In closing, Niven writes interesting ideas, then doesn’t know what to do with them. He admits in this book that these plot ideas are partially taken from fan forum theories. It’s an interesting idea for an author to engage with his fans in such a way, but Niven may rely upon those fan theories too much. It makes sense to be inspired there, but to ignore building characters for four books makes no sense. I am surprised I read all four of these, but they were not challenging reading, they did not burn my brain. Pulp fiction. The worldbuilding ideas are interesting, but Niven takes them so far, that there is little mystery left to the reader at the end, and the books are not great. At least one review mentions that this novel seems more phoned-in paycheck collection than an inspired continuation of the story, and I’m not sure I could argue against that.

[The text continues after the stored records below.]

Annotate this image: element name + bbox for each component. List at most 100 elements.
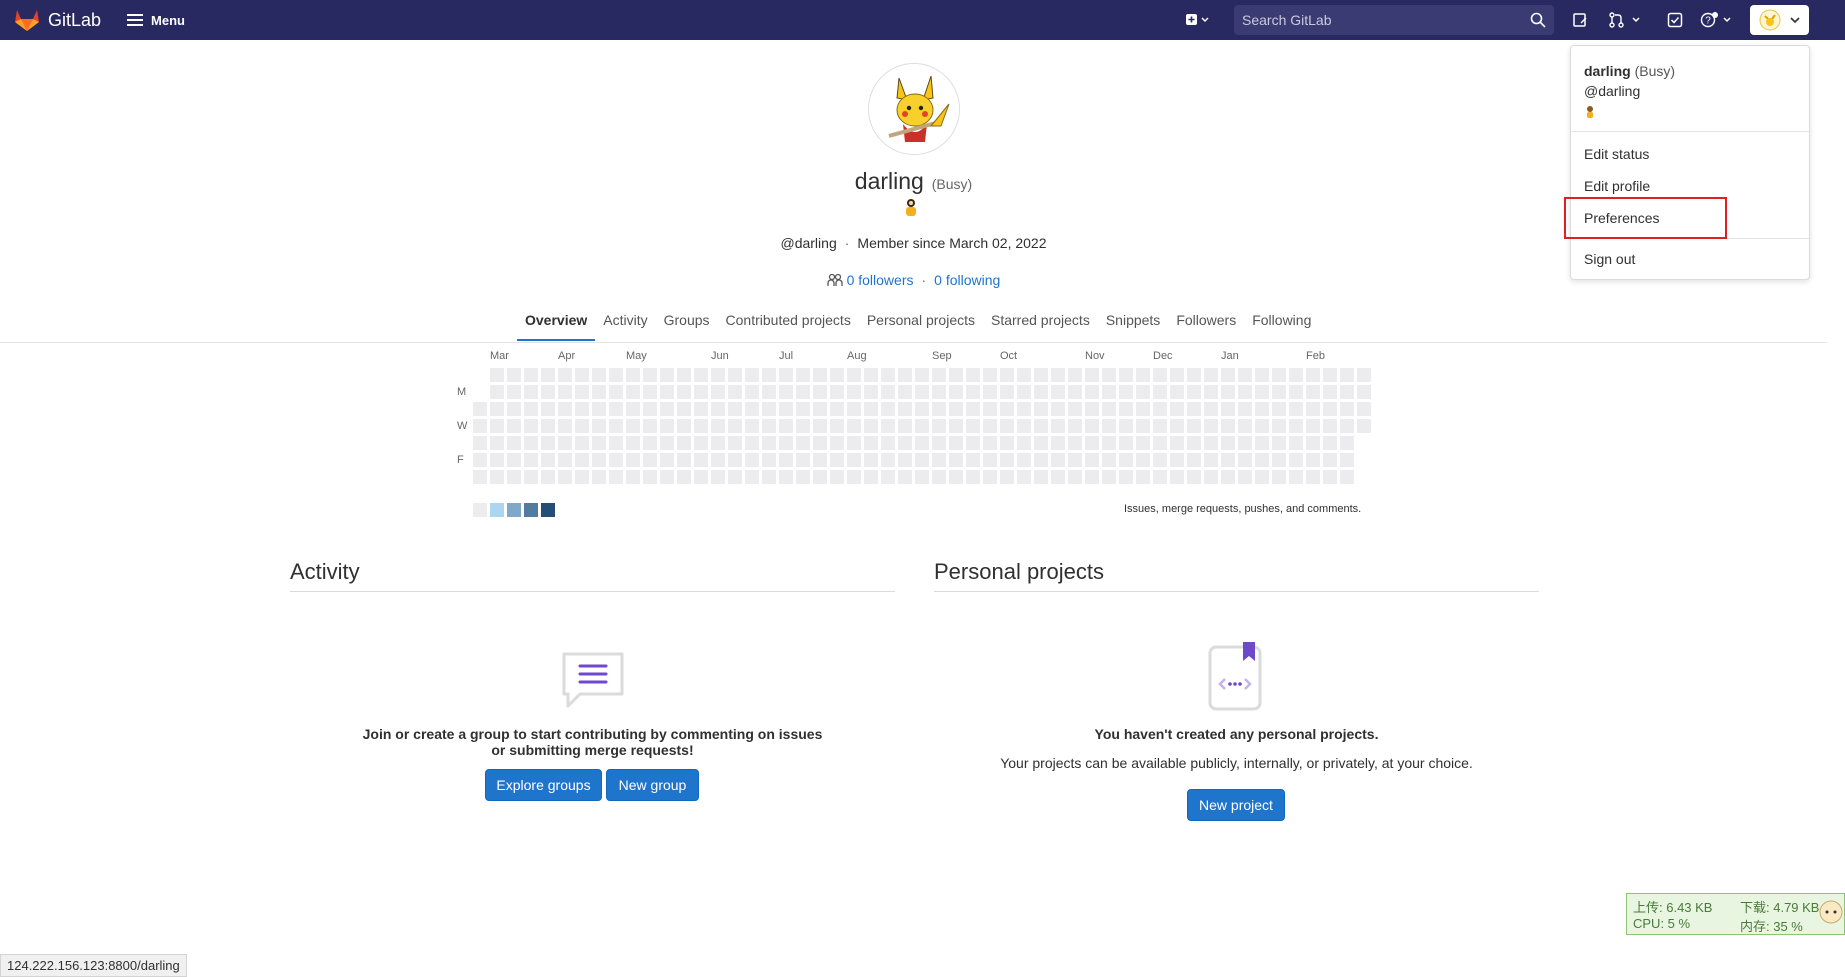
calendar-day-cell[interactable] bbox=[1272, 419, 1286, 433]
calendar-day-cell[interactable] bbox=[1306, 419, 1320, 433]
calendar-day-cell[interactable] bbox=[490, 385, 504, 399]
calendar-day-cell[interactable] bbox=[490, 368, 504, 382]
calendar-day-cell[interactable] bbox=[864, 470, 878, 484]
calendar-day-cell[interactable] bbox=[660, 402, 674, 416]
calendar-day-cell[interactable] bbox=[677, 385, 691, 399]
calendar-day-cell[interactable] bbox=[728, 368, 742, 382]
calendar-day-cell[interactable] bbox=[745, 453, 759, 467]
calendar-day-cell[interactable] bbox=[881, 436, 895, 450]
calendar-day-cell[interactable] bbox=[1204, 470, 1218, 484]
calendar-day-cell[interactable] bbox=[1051, 385, 1065, 399]
calendar-day-cell[interactable] bbox=[813, 436, 827, 450]
calendar-day-cell[interactable] bbox=[1289, 470, 1303, 484]
calendar-day-cell[interactable] bbox=[1306, 436, 1320, 450]
calendar-day-cell[interactable] bbox=[558, 368, 572, 382]
tab-activity[interactable]: Activity bbox=[595, 308, 655, 341]
calendar-day-cell[interactable] bbox=[694, 419, 708, 433]
calendar-day-cell[interactable] bbox=[1085, 385, 1099, 399]
calendar-day-cell[interactable] bbox=[541, 402, 555, 416]
calendar-day-cell[interactable] bbox=[1051, 436, 1065, 450]
calendar-day-cell[interactable] bbox=[1051, 453, 1065, 467]
calendar-day-cell[interactable] bbox=[847, 368, 861, 382]
calendar-day-cell[interactable] bbox=[881, 402, 895, 416]
calendar-day-cell[interactable] bbox=[779, 419, 793, 433]
calendar-day-cell[interactable] bbox=[1272, 385, 1286, 399]
calendar-day-cell[interactable] bbox=[983, 402, 997, 416]
calendar-day-cell[interactable] bbox=[507, 453, 521, 467]
calendar-day-cell[interactable] bbox=[1000, 368, 1014, 382]
calendar-day-cell[interactable] bbox=[677, 436, 691, 450]
calendar-day-cell[interactable] bbox=[1034, 436, 1048, 450]
calendar-day-cell[interactable] bbox=[932, 453, 946, 467]
calendar-day-cell[interactable] bbox=[1187, 419, 1201, 433]
calendar-day-cell[interactable] bbox=[915, 385, 929, 399]
calendar-day-cell[interactable] bbox=[626, 436, 640, 450]
calendar-day-cell[interactable] bbox=[677, 368, 691, 382]
calendar-day-cell[interactable] bbox=[1272, 453, 1286, 467]
calendar-day-cell[interactable] bbox=[1051, 419, 1065, 433]
calendar-day-cell[interactable] bbox=[1323, 453, 1337, 467]
calendar-day-cell[interactable] bbox=[1153, 470, 1167, 484]
calendar-day-cell[interactable] bbox=[592, 470, 606, 484]
calendar-day-cell[interactable] bbox=[779, 470, 793, 484]
calendar-day-cell[interactable] bbox=[864, 419, 878, 433]
calendar-day-cell[interactable] bbox=[1085, 453, 1099, 467]
calendar-day-cell[interactable] bbox=[1255, 402, 1269, 416]
calendar-day-cell[interactable] bbox=[881, 470, 895, 484]
calendar-day-cell[interactable] bbox=[898, 453, 912, 467]
calendar-day-cell[interactable] bbox=[1136, 385, 1150, 399]
calendar-day-cell[interactable] bbox=[473, 402, 487, 416]
calendar-day-cell[interactable] bbox=[507, 368, 521, 382]
calendar-day-cell[interactable] bbox=[1085, 419, 1099, 433]
calendar-day-cell[interactable] bbox=[949, 402, 963, 416]
calendar-day-cell[interactable] bbox=[898, 368, 912, 382]
calendar-day-cell[interactable] bbox=[575, 368, 589, 382]
calendar-day-cell[interactable] bbox=[966, 368, 980, 382]
calendar-day-cell[interactable] bbox=[1017, 470, 1031, 484]
calendar-day-cell[interactable] bbox=[983, 470, 997, 484]
calendar-day-cell[interactable] bbox=[575, 419, 589, 433]
calendar-day-cell[interactable] bbox=[1000, 436, 1014, 450]
calendar-day-cell[interactable] bbox=[1102, 436, 1116, 450]
calendar-day-cell[interactable] bbox=[643, 436, 657, 450]
calendar-day-cell[interactable] bbox=[1170, 470, 1184, 484]
calendar-day-cell[interactable] bbox=[745, 402, 759, 416]
calendar-day-cell[interactable] bbox=[966, 402, 980, 416]
calendar-day-cell[interactable] bbox=[1357, 419, 1371, 433]
calendar-day-cell[interactable] bbox=[1136, 470, 1150, 484]
calendar-day-cell[interactable] bbox=[915, 470, 929, 484]
calendar-day-cell[interactable] bbox=[847, 470, 861, 484]
calendar-day-cell[interactable] bbox=[660, 453, 674, 467]
calendar-day-cell[interactable] bbox=[728, 470, 742, 484]
calendar-day-cell[interactable] bbox=[1323, 385, 1337, 399]
calendar-day-cell[interactable] bbox=[779, 385, 793, 399]
calendar-day-cell[interactable] bbox=[1102, 385, 1116, 399]
calendar-day-cell[interactable] bbox=[881, 419, 895, 433]
calendar-day-cell[interactable] bbox=[1340, 368, 1354, 382]
calendar-day-cell[interactable] bbox=[796, 419, 810, 433]
calendar-day-cell[interactable] bbox=[1187, 453, 1201, 467]
calendar-day-cell[interactable] bbox=[524, 385, 538, 399]
calendar-day-cell[interactable] bbox=[609, 385, 623, 399]
calendar-day-cell[interactable] bbox=[558, 453, 572, 467]
calendar-day-cell[interactable] bbox=[1323, 368, 1337, 382]
calendar-day-cell[interactable] bbox=[949, 419, 963, 433]
calendar-day-cell[interactable] bbox=[949, 436, 963, 450]
calendar-day-cell[interactable] bbox=[1204, 385, 1218, 399]
calendar-day-cell[interactable] bbox=[1051, 402, 1065, 416]
calendar-day-cell[interactable] bbox=[864, 436, 878, 450]
calendar-day-cell[interactable] bbox=[1238, 368, 1252, 382]
calendar-day-cell[interactable] bbox=[1187, 402, 1201, 416]
calendar-day-cell[interactable] bbox=[864, 368, 878, 382]
calendar-day-cell[interactable] bbox=[1034, 419, 1048, 433]
calendar-day-cell[interactable] bbox=[541, 368, 555, 382]
calendar-day-cell[interactable] bbox=[1289, 402, 1303, 416]
calendar-day-cell[interactable] bbox=[932, 419, 946, 433]
calendar-day-cell[interactable] bbox=[1340, 436, 1354, 450]
calendar-day-cell[interactable] bbox=[660, 419, 674, 433]
calendar-day-cell[interactable] bbox=[1102, 453, 1116, 467]
calendar-day-cell[interactable] bbox=[626, 453, 640, 467]
calendar-day-cell[interactable] bbox=[592, 368, 606, 382]
calendar-day-cell[interactable] bbox=[1068, 470, 1082, 484]
calendar-day-cell[interactable] bbox=[1000, 402, 1014, 416]
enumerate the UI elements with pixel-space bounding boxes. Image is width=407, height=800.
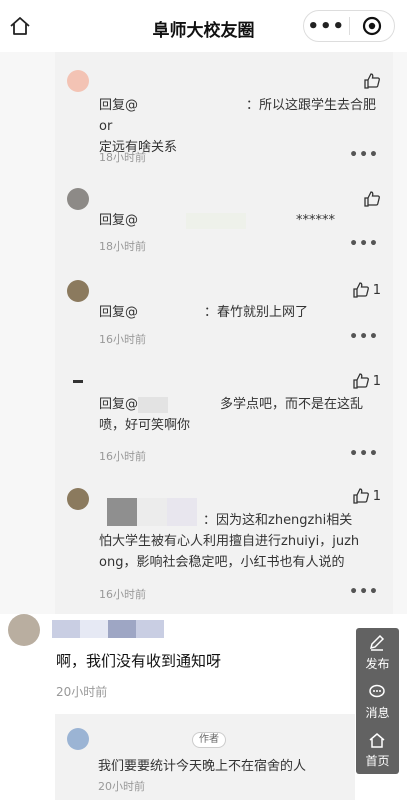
reply-time: 16小时前 <box>99 588 146 601</box>
top-bar: 阜师大校友圈 ••• <box>0 0 407 52</box>
redacted-username <box>52 620 80 638</box>
avatar[interactable] <box>67 280 89 302</box>
post-label: 发布 <box>365 657 390 671</box>
floating-action-bar: 发布 消息 首页 <box>356 628 399 774</box>
reply-prefix: 回复@ <box>99 397 139 412</box>
pencil-icon <box>370 634 385 651</box>
like-count[interactable]: 1 <box>352 487 381 505</box>
reply-line1: 多学点吧，而不是在这乱 <box>220 397 364 412</box>
like-icon <box>353 282 369 298</box>
reply-text: 我们要要统计今天晚上不在宿舍的人 <box>98 759 307 774</box>
reply-line2: 喷，好可笑啊你 <box>99 418 191 433</box>
like-count[interactable]: 1 <box>352 372 381 390</box>
reply-time: 20小时前 <box>98 780 145 793</box>
avatar[interactable] <box>67 70 89 92</box>
like-icon <box>353 488 369 504</box>
redacted-username <box>138 98 247 113</box>
list-item: 1 ：因为这和zhengzhi相关 怕大学生被有心人利用擅自进行zhuiyi，j… <box>55 480 393 610</box>
reply-more-button[interactable]: ••• <box>349 446 379 462</box>
redacted-username <box>138 305 205 320</box>
like-count[interactable]: 1 <box>352 281 381 299</box>
reply-text: 回复@ ****** <box>99 210 377 231</box>
reply-text: ：因为这和zhengzhi相关 怕大学生被有心人利用擅自进行zhuiyi，juz… <box>99 510 377 573</box>
list-item: 回复@ ：所以这跟学生去合肥or 定远有啥关系 18小时前 ••• <box>55 62 393 172</box>
reply-time: 16小时前 <box>99 333 146 346</box>
house-icon <box>369 733 385 749</box>
comment-time: 20小时前 <box>56 685 108 699</box>
avatar[interactable] <box>8 614 40 646</box>
message-button[interactable]: 消息 <box>365 683 390 726</box>
like-icon[interactable] <box>363 72 381 90</box>
avatar[interactable] <box>67 488 89 510</box>
avatar[interactable] <box>67 728 89 750</box>
target-close-icon <box>362 16 381 36</box>
avatar[interactable] <box>73 380 83 383</box>
author-badge: 作者 <box>192 732 226 748</box>
redacted-username <box>108 620 136 638</box>
reply-more-button[interactable]: ••• <box>349 329 379 345</box>
reply-text: 回复@ 多学点吧，而不是在这乱 喷，好可笑啊你 <box>99 394 377 436</box>
home-label: 首页 <box>365 754 390 769</box>
redacted-block <box>186 212 247 229</box>
reply-prefix: 回复@ <box>99 98 139 113</box>
redacted-username <box>138 396 169 413</box>
more-button[interactable]: ••• <box>304 16 349 37</box>
like-number: 1 <box>372 282 381 298</box>
post-button[interactable]: 发布 <box>365 634 390 677</box>
reply-prefix: 回复@ <box>99 305 139 320</box>
comment-text: 啊，我们没有收到通知呀 <box>56 652 222 670</box>
list-item: 1 回复@ ：春竹就别上网了 16小时前 ••• <box>55 272 393 352</box>
reply-time: 18小时前 <box>99 151 146 164</box>
avatar[interactable] <box>67 188 89 210</box>
home-nav-button[interactable]: 首页 <box>365 731 390 774</box>
reply-text: 回复@ ：春竹就别上网了 <box>99 302 377 323</box>
reply-line3: ong，影响社会稳定吧，小红书也有人说的 <box>99 555 345 570</box>
reply-more-button[interactable]: ••• <box>349 236 379 252</box>
message-label: 消息 <box>365 705 390 720</box>
message-icon <box>369 684 386 697</box>
list-item: 回复@ ****** 18小时前 ••• <box>55 180 393 260</box>
reply-more-button[interactable]: ••• <box>349 147 379 163</box>
reply-line1: ：因为这和zhengzhi相关 <box>203 513 353 528</box>
redacted-username <box>80 620 108 638</box>
list-item: 1 回复@ 多学点吧，而不是在这乱 喷，好可笑啊你 16小时前 ••• <box>55 366 393 474</box>
like-icon <box>353 373 369 389</box>
reply-time: 16小时前 <box>99 450 146 463</box>
reply-line1: ****** <box>296 213 336 228</box>
reply-line2: 怕大学生被有心人利用擅自进行zhuiyi，juzh <box>99 534 360 549</box>
like-number: 1 <box>372 488 381 504</box>
redacted-username <box>138 213 187 228</box>
reply-more-button[interactable]: ••• <box>349 584 379 600</box>
close-button[interactable] <box>349 16 394 36</box>
like-number: 1 <box>372 373 381 389</box>
reply-line1: ：春竹就别上网了 <box>204 305 309 320</box>
miniapp-capsule: ••• <box>303 10 395 42</box>
reply-prefix: 回复@ <box>99 213 139 228</box>
redacted-username <box>136 620 164 638</box>
reply-time: 18小时前 <box>99 240 146 253</box>
like-icon[interactable] <box>363 190 381 208</box>
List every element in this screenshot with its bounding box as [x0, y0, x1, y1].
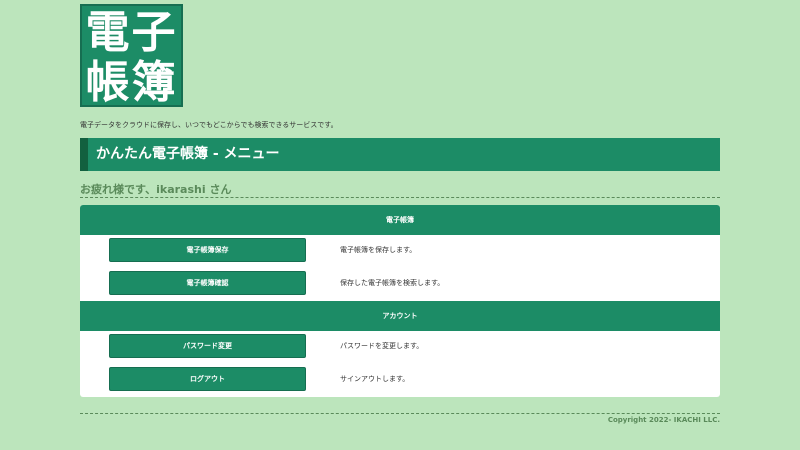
logout-description: サインアウトします。: [340, 375, 410, 383]
page-title-text: かんたん電子帳簿 - メニュー: [96, 146, 280, 162]
logout-button[interactable]: ログアウト: [109, 367, 306, 391]
menu-row-view-ledger: 電子帳簿確認 保存した電子帳簿を検索します。: [80, 268, 720, 301]
logo-line-1: 電子: [85, 7, 178, 58]
view-ledger-description: 保存した電子帳簿を検索します。: [340, 279, 445, 287]
section-heading-account: アカウント: [80, 301, 720, 331]
menu-row-save-ledger: 電子帳簿保存 電子帳簿を保存します。: [80, 235, 720, 268]
tagline: 電子データをクラウドに保存し、いつでもどこからでも検索できるサービスです。: [80, 121, 338, 129]
change-password-description: パスワードを変更します。: [340, 342, 424, 350]
greeting: お疲れ様です、ikarashi さん: [80, 181, 720, 198]
logo: 電子 帳簿: [80, 4, 183, 108]
change-password-button[interactable]: パスワード変更: [109, 334, 306, 358]
section-heading-ledger: 電子帳簿: [80, 205, 720, 235]
menu-row-logout: ログアウト サインアウトします。: [80, 364, 720, 397]
page-title: かんたん電子帳簿 - メニュー: [80, 138, 720, 171]
save-ledger-description: 電子帳簿を保存します。: [340, 246, 417, 254]
footer-divider: [80, 413, 720, 414]
copyright: Copyright 2022- IKACHI LLC.: [607, 416, 720, 424]
page: 電子 帳簿 電子データをクラウドに保存し、いつでもどこからでも検索できるサービス…: [0, 0, 800, 450]
menu-row-change-password: パスワード変更 パスワードを変更します。: [80, 331, 720, 364]
logo-line-2: 帳簿: [85, 57, 178, 108]
save-ledger-button[interactable]: 電子帳簿保存: [109, 238, 306, 262]
view-ledger-button[interactable]: 電子帳簿確認: [109, 271, 306, 295]
menu-table: 電子帳簿 電子帳簿保存 電子帳簿を保存します。 電子帳簿確認 保存した電子帳簿を…: [80, 205, 720, 397]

A number of Web sites have sprung up (well, at least two) whose topic is Larry Niven's fiction. In September 1999, tipped off by my lovely agent, Eleanor Wood, I logged onto larryniven-1@bucknell.edu. They were arguing about whether you can clone a protector, and whether Seeker and Teela Brown might have left a child behind. If they'd been right I wouldn't have seen a story, but they were off on the wrong foot, and I could fix it. After a few months of following these discussions, rarely interrupting, I had enough material for Ringworld's Children.